Malumun İlanı Konuşmalar

Cemal Gökçe başkanlığında gerçekleşen ikinci oturumda ‘Deprem, Dönüşüm ve İstanbul’ başlıklı görsel bir sunum yapan Mücella Yapıcı, dönüşümün deprem odaklı yapılması gerektiği söylenirken, gerçeğin pek de öyle olmadığını gözler önüne serdi. Yapıcı, kentsel boş alanların ranta açılması ya da TOKİ’nin gerçekleştirdiği planlı alanların üzerine tekrar plan yapıp proje tasarlamasının depreme dayanıklılık amacıyla yapıldığı söylenirken, asıl amacın kentsel rant yaratmak olduğunu vurguladı. Mücella Yapıcı konuşmasına Milton Friedman’ın sözleriyle, aslında akıllarda soru işareti bırakarak ‘malumun ilanı konuşmaları’na son verdiğini söyledi; “Bir topluma felaket sonrasında her türlü politikayı rahatlıkla uygulayabilirsiniz.”





Son konuşmacılardan Hüseyin Öztürk panele, ‘İstanbul Depremi ve Yaşanması Beklenen Sorunlar’; Serkan Küçük ‘İstanbul’da Deprem Sonrası Kimyasalların Yaratacağı Tehlikeler’; Nurdoğan Oto ise ‘Deprem ve Tesisat’ başlıklı konuşmalarıyla katkıda bulundular.

‘Afet koordinasyon sistemi’ üzerine kurguladığı konuşmasında Hüseyin Öztürk, depremle ortaya çıkacak hasarın; depremin merkezine, büyüklüğüne ve zamanına bağlı olduğunu vurguladı. Muhtemel bir İstanbul depreminde müdahalenin karadan, denizden ya da havadan olabileceğini belirten Öztürk, bu esnada hızlı, ekipmanlı ve deneyimli olunması gerektiğini ekledi. 17 Ağustos Kocaeli depreminde elektrik ve su kesintisi, yangın ve soygunun; 12 Kasım Düzce depreminde yangın ve heyelanın görüldüğüne dikkat çekti ve gerçekleşmesi muhtemel İstanbul depreminde ise su ve elektrik kesintisi, su baskınının yol açacağı sel felaketi, yangın, soygun, salgın hastalıklar, gıda güvensizliği, iletişim kesintisi ve ulaşım bağlantılarının çökmesi gibi büyük sorunlarla karşı karşıya kalınabileceğini dile getirdi.

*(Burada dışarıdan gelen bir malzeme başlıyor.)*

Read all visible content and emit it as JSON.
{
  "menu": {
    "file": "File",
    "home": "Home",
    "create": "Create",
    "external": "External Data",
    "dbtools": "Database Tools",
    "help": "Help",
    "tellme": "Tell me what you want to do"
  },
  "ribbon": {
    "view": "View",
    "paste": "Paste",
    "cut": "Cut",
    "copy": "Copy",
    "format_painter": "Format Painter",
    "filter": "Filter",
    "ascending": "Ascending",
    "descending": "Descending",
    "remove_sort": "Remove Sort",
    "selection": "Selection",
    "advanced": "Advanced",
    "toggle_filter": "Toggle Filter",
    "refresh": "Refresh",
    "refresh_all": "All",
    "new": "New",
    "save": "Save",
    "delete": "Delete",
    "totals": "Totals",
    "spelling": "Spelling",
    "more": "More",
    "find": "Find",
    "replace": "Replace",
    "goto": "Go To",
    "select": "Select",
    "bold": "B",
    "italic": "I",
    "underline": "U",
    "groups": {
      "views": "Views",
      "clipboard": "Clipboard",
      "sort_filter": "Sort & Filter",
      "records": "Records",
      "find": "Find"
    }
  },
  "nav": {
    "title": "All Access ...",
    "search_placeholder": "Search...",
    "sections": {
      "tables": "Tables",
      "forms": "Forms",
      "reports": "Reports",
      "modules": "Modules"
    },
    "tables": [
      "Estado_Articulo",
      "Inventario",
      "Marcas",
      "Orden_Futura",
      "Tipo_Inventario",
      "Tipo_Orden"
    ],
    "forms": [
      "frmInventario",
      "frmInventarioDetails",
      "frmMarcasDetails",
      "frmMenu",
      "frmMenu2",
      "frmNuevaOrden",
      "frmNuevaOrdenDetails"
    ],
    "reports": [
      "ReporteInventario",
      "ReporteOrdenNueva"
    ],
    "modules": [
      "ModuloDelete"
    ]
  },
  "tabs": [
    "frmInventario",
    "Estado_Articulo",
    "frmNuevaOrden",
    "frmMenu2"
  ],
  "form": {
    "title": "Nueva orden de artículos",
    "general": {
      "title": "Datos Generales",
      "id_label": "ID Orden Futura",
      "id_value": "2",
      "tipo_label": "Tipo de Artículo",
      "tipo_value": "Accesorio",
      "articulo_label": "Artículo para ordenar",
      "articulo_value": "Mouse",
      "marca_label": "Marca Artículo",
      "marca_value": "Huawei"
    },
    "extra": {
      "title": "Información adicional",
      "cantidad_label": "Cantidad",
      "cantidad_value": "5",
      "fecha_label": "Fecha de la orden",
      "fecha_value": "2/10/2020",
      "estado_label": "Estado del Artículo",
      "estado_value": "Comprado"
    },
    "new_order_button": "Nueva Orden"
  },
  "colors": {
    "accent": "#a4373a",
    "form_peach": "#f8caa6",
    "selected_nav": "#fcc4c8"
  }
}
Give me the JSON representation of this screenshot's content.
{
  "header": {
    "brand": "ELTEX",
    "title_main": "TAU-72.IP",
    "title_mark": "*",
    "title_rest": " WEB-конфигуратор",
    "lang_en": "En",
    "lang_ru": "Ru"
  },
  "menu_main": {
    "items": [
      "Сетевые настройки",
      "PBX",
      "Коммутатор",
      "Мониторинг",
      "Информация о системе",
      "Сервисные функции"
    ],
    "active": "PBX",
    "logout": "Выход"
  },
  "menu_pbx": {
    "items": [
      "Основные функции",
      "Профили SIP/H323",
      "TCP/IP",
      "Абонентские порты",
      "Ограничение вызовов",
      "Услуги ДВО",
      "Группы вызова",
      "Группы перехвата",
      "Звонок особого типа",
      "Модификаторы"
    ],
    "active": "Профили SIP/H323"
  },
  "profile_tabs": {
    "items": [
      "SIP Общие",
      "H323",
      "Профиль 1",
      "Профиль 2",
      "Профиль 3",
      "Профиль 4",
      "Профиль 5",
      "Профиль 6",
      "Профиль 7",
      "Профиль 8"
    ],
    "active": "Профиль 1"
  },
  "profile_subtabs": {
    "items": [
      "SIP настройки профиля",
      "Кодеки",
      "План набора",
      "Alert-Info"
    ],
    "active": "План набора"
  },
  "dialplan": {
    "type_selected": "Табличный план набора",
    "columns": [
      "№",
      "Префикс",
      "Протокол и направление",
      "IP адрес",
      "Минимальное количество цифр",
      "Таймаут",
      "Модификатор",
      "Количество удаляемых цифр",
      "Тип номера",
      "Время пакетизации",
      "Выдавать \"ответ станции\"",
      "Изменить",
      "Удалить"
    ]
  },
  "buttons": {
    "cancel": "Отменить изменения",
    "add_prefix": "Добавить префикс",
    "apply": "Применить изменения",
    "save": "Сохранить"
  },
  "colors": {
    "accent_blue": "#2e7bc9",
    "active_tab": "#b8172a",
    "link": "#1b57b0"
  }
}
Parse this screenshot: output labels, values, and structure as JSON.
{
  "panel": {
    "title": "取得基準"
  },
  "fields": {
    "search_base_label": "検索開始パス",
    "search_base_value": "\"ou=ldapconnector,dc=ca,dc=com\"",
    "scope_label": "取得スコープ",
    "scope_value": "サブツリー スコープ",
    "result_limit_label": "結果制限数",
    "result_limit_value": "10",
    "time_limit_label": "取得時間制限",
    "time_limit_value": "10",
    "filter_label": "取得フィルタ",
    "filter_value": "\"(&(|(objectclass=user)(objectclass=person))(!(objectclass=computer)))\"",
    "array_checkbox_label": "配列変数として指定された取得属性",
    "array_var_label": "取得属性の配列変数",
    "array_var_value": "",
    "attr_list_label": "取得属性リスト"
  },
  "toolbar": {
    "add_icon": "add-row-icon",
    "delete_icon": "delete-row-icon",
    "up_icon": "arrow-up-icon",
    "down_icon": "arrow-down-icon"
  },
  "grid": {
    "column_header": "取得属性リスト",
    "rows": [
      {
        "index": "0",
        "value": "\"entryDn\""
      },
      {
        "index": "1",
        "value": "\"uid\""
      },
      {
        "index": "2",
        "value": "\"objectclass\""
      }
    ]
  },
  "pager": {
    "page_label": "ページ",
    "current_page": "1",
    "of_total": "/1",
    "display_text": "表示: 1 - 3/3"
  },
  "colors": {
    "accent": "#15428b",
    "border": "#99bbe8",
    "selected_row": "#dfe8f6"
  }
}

Öztürk’ün ardından söz alan Serkan Küçük, 11 yıl önce gerçekleşen Kocaeli ve Düzce depremleri sonrasında ortaya çıkan kimyasal zararların boyutlarına değindi. İstanbul’da beklenen depremin yol açacağı olası kimyasal zararları simülasyon tekniğiyle katılımcılarla paylaştı.

Panelin son konuşmacısı Nurdoğan Oto ise, bir makine mühendisi olarak daha çok teknik konulara değinirken, deprem sonrası oluşacak tesisat problemlerinden bahsetti.

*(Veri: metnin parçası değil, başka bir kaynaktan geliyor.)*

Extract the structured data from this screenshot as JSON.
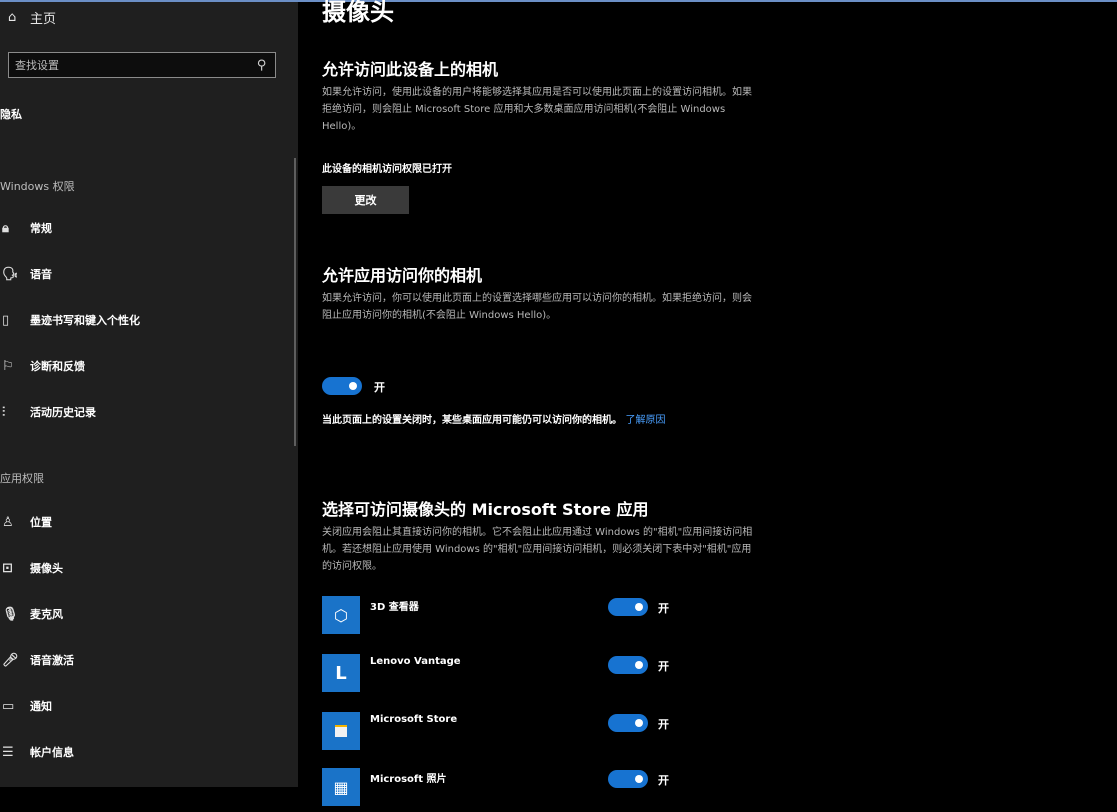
{
  "sidebar": {
    "home_label": "主页",
    "search_placeholder": "查找设置",
    "section_title": "隐私",
    "windows_group": "Windows 权限",
    "windows_items": [
      "常规",
      "语音",
      "墨迹书写和键入个性化",
      "诊断和反馈",
      "活动历史记录"
    ],
    "apps_group": "应用权限",
    "apps_items": [
      "位置",
      "摄像头",
      "麦克风",
      "语音激活",
      "通知",
      "帐户信息"
    ]
  },
  "main": {
    "title": "摄像头",
    "device_section": {
      "heading": "允许访问此设备上的相机",
      "description": "如果允许访问，使用此设备的用户将能够选择其应用是否可以使用此页面上的设置访问相机。如果拒绝访问，则会阻止 Microsoft Store 应用和大多数桌面应用访问相机(不会阻止 Windows Hello)。",
      "status": "此设备的相机访问权限已打开",
      "change_button": "更改"
    },
    "app_section": {
      "heading": "允许应用访问你的相机",
      "description": "如果允许访问，你可以使用此页面上的设置选择哪些应用可以访问你的相机。如果拒绝访问，则会阻止应用访问你的相机(不会阻止 Windows Hello)。",
      "toggle_label": "开",
      "note": "当此页面上的设置关闭时，某些桌面应用可能仍可以访问你的相机。",
      "note_link": "了解原因"
    },
    "store_section": {
      "heading": "选择可访问摄像头的 Microsoft Store 应用",
      "description": "关闭应用会阻止其直接访问你的相机。它不会阻止此应用通过 Windows 的\"相机\"应用间接访问相机。若还想阻止应用使用 Windows 的\"相机\"应用间接访问相机，则必须关闭下表中对\"相机\"应用的访问权限。",
      "apps": [
        {
          "name": "3D 查看器",
          "toggle": "开",
          "icon": "cube-icon"
        },
        {
          "name": "Lenovo Vantage",
          "toggle": "开",
          "icon": "L"
        },
        {
          "name": "Microsoft Store",
          "toggle": "开",
          "icon": "store-icon"
        },
        {
          "name": "Microsoft 照片",
          "toggle": "开",
          "icon": "photos-icon"
        }
      ]
    }
  },
  "colors": {
    "toggle_on": "#1773d1",
    "link": "#4aa0ff",
    "sidebar_bg": "#1f1f1f",
    "app_icon_bg": "#1a73c8"
  }
}
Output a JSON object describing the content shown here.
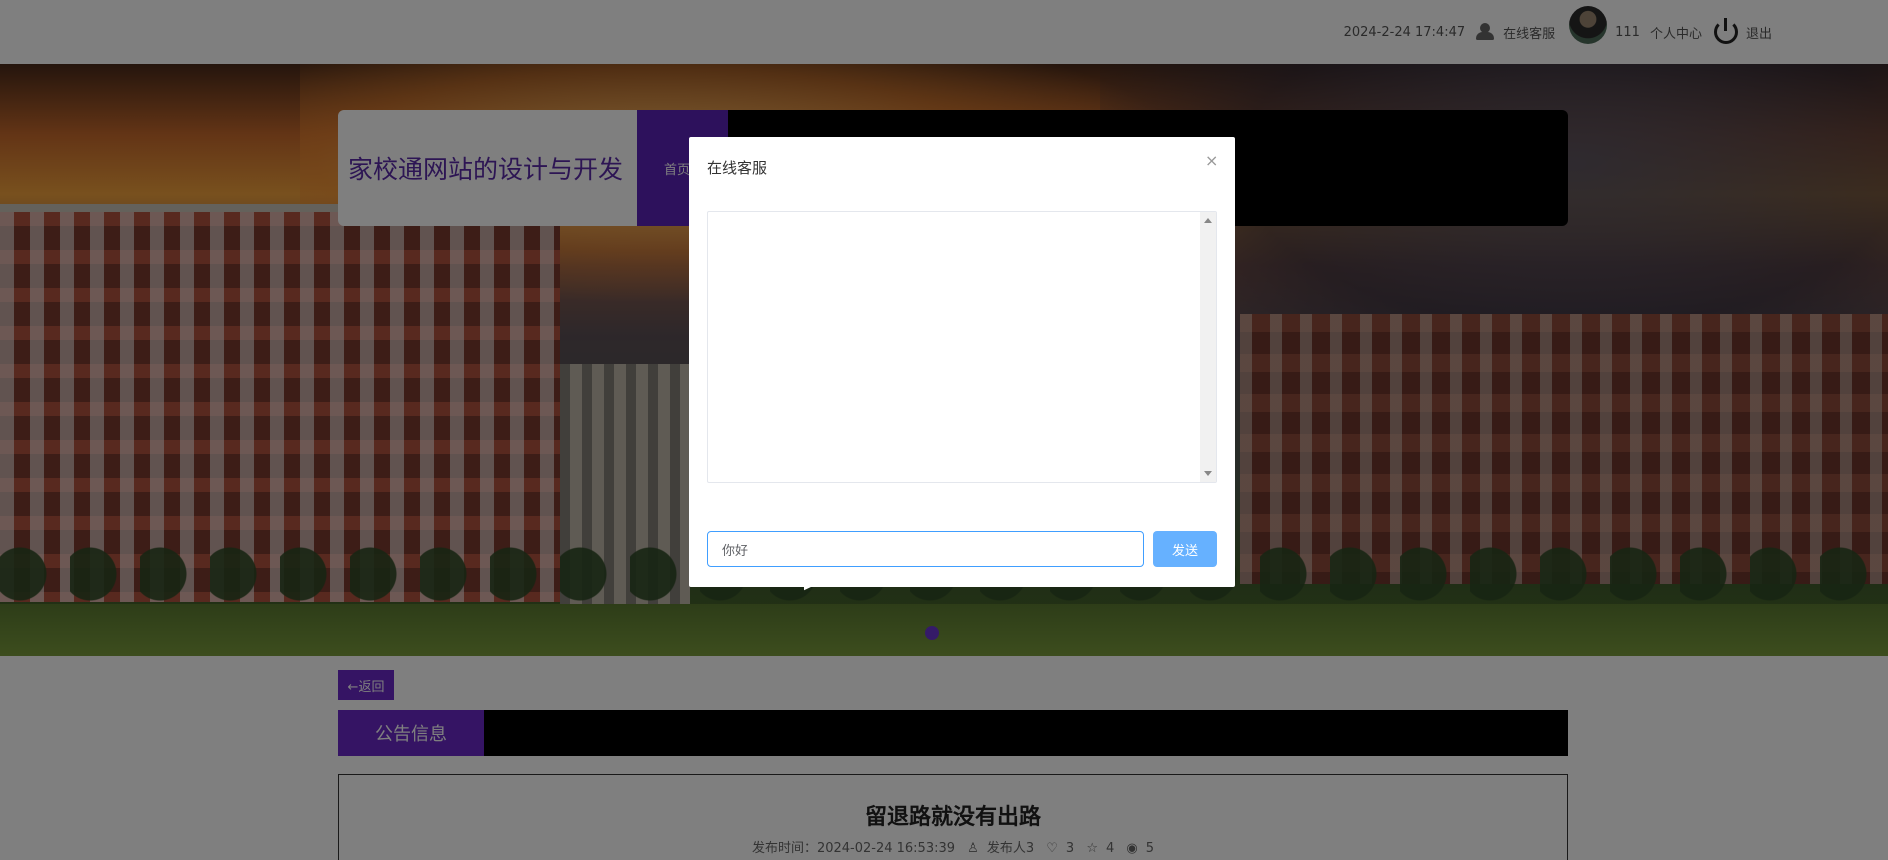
{
  "topbar": {
    "datetime": "2024-2-24 17:4:47",
    "customer_service": "在线客服",
    "username": "111",
    "user_center": "个人中心",
    "logout": "退出"
  },
  "header": {
    "site_title": "家校通网站的设计与开发",
    "nav_active_label": "首页"
  },
  "page": {
    "back_label": "←返回",
    "section_title": "公告信息",
    "article_title": "留退路就没有出路",
    "meta": {
      "publish_time": "发布时间：2024-02-24 16:53:39",
      "publisher": "发布人3",
      "likes": "3",
      "favorites": "4",
      "views": "5"
    }
  },
  "modal": {
    "title": "在线客服",
    "close": "×",
    "input_value": "你好",
    "send_label": "发送"
  },
  "colors": {
    "accent_purple": "#6a28c8",
    "send_blue": "#66b1ff",
    "input_focus": "#409eff"
  }
}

11 yıl önce neredeydik, 11 yıl sonra neredeyiz sorularına cevaplar arayan panelde, asıl yanlışın siyasi sistemde olduğuna dikkat çekilerek, deprem riskine karşı yapılması amaçlanan projelerde kentsel rantın ön planda olduğu vurgulandı.

Panel, soru-cevap bölümü ile son buldu.